State of the Unions
Recently, the General Accounting Office looked into on-the-taxpayer-clock union activities by the nearly 2 million federal employees represented by unions. The GAO investigated practices at the Postal Service, Veterans Affairs, the Internal Revenue Service, and the Social Security Administration, which are represented by a total of 10 different unions. The results are mind-boggling, both for what they tell and what they cannot tell.
During fiscal 1995, for instance, SSA, with 52,000 collective-bargaining employees, reported 404,000 hours charged to union activities at an estimated salary cost of $11.4 million to taxpayers. The Postal Service, with 751,000 union employees, racked up 1.7 million hours, at an estimated cost of $29.2 million.
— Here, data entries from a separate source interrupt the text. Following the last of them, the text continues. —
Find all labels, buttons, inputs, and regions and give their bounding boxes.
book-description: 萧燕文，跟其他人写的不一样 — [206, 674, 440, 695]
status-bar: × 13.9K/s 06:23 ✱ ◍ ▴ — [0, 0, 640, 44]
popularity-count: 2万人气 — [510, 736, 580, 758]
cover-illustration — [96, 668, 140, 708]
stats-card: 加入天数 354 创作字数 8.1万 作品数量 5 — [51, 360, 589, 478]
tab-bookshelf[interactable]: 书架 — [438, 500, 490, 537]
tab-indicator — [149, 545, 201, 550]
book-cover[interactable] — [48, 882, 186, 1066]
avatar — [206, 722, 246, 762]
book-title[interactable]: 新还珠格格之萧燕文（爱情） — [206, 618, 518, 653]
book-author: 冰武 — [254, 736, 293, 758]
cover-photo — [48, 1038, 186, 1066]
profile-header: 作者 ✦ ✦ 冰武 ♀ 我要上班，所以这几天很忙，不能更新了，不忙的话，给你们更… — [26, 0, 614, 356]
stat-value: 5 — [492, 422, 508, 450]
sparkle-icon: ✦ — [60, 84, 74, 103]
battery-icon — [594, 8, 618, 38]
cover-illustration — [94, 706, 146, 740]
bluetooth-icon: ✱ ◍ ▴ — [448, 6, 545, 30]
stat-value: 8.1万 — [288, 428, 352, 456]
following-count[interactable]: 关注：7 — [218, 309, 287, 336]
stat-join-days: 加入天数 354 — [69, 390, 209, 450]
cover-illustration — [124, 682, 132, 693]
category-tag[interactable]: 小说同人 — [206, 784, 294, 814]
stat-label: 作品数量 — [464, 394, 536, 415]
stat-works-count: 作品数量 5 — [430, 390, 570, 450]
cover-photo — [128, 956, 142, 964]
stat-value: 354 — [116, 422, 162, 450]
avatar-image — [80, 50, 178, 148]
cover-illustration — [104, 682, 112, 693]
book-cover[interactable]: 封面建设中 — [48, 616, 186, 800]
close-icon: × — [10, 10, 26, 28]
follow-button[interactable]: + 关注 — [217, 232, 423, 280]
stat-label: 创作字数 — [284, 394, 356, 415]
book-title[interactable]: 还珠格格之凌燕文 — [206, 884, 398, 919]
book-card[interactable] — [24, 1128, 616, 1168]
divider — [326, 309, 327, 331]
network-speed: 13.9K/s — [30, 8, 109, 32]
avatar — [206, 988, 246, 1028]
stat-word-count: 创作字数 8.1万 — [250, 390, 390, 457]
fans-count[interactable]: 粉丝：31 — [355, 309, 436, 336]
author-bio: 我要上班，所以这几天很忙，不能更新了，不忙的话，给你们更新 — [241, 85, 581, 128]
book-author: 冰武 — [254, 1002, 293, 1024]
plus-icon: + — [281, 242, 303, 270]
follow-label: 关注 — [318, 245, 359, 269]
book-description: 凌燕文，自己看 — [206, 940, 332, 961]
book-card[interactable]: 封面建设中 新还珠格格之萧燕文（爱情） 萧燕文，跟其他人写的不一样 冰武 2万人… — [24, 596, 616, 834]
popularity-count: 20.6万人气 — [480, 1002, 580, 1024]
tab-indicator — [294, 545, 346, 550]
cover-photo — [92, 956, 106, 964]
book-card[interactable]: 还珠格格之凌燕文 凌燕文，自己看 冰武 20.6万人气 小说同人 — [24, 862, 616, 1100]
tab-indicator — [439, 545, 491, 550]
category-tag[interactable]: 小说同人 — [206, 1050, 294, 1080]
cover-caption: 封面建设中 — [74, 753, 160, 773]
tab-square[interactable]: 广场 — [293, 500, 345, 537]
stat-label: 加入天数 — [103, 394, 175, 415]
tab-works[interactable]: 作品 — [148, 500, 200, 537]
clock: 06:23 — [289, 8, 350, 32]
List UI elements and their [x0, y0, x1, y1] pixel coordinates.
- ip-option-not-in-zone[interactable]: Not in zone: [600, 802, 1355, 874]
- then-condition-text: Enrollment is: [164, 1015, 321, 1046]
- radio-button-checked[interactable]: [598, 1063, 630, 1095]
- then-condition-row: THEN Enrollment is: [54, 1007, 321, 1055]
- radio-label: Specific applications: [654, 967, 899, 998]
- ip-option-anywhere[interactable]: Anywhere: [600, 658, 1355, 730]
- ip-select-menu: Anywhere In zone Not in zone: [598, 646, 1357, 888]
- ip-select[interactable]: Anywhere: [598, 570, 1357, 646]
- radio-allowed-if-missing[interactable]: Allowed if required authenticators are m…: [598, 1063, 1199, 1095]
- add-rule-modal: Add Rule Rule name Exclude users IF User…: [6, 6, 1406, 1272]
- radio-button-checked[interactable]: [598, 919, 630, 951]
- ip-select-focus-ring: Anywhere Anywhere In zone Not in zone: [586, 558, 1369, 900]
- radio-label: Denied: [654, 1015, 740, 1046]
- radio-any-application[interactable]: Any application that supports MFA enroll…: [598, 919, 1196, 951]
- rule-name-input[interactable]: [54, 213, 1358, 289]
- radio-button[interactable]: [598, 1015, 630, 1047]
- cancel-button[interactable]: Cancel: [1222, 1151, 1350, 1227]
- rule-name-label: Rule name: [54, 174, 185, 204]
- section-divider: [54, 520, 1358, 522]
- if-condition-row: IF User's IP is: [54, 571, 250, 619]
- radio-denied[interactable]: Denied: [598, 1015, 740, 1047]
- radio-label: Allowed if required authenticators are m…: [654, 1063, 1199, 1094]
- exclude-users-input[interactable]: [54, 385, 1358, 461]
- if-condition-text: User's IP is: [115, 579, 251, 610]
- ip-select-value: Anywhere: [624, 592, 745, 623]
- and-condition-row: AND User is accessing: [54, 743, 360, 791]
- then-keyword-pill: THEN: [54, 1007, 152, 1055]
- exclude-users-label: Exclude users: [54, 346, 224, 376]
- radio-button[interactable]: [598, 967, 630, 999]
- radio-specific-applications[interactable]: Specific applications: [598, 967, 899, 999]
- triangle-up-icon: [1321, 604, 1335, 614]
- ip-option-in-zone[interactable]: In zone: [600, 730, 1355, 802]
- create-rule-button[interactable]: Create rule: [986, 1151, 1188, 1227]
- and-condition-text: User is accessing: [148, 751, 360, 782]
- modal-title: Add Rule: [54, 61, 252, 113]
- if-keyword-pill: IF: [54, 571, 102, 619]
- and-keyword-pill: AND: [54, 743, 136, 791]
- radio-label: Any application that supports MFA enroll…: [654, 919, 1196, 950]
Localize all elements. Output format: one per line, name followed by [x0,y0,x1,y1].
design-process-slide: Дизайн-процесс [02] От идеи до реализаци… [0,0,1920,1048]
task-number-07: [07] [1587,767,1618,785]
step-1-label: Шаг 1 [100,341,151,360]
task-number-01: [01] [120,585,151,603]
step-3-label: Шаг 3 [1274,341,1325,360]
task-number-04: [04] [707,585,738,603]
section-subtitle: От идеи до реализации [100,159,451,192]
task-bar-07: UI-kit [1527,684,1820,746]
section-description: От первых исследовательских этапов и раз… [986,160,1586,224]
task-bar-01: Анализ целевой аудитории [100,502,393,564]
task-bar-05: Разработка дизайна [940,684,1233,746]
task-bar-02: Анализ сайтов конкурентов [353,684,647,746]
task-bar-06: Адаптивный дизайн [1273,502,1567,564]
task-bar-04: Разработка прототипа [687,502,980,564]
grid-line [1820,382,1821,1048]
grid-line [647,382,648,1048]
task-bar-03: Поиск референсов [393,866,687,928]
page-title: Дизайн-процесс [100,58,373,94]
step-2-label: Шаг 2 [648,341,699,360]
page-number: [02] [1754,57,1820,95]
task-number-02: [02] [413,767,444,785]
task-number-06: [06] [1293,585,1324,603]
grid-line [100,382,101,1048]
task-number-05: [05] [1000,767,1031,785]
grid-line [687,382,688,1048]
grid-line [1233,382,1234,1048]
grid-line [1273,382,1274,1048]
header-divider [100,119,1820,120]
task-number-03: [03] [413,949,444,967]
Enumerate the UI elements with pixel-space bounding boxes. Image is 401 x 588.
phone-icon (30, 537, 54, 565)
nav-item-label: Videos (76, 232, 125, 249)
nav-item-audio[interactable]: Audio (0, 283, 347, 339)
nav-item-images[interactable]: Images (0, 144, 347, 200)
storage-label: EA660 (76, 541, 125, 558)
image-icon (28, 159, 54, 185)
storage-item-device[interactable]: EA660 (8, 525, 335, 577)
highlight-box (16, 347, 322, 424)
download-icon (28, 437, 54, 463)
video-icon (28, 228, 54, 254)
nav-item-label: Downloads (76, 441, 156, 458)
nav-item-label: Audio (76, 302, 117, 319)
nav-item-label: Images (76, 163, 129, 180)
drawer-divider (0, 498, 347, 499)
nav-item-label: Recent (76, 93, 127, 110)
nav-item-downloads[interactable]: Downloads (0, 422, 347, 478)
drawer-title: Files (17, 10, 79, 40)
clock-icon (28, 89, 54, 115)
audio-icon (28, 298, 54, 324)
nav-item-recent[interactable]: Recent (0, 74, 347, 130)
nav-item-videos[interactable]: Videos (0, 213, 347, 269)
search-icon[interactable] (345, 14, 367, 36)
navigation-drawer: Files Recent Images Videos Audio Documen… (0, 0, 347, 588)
The GAO suggests, however, that the time estimates are extremely low and inaccurate.
Stressing that designated federal employees have a legal right to do union activities such as contract negotiations and grievance procedures on the job, the GAO also underscored that the four agencies had no way of knowing whether they were being billed for legitimate tasks. Veterans Affairs, for instance, could not estimate how many hours employees spent on union-related activities. And three of the four agencies did not even know how many employees were authorized to charge time to union activities.
"Insufficient data exist on the amount of official time used for union activities, the cost of the time, and the number of people using that time," the GAO's Timothy P. Bowling told Congress.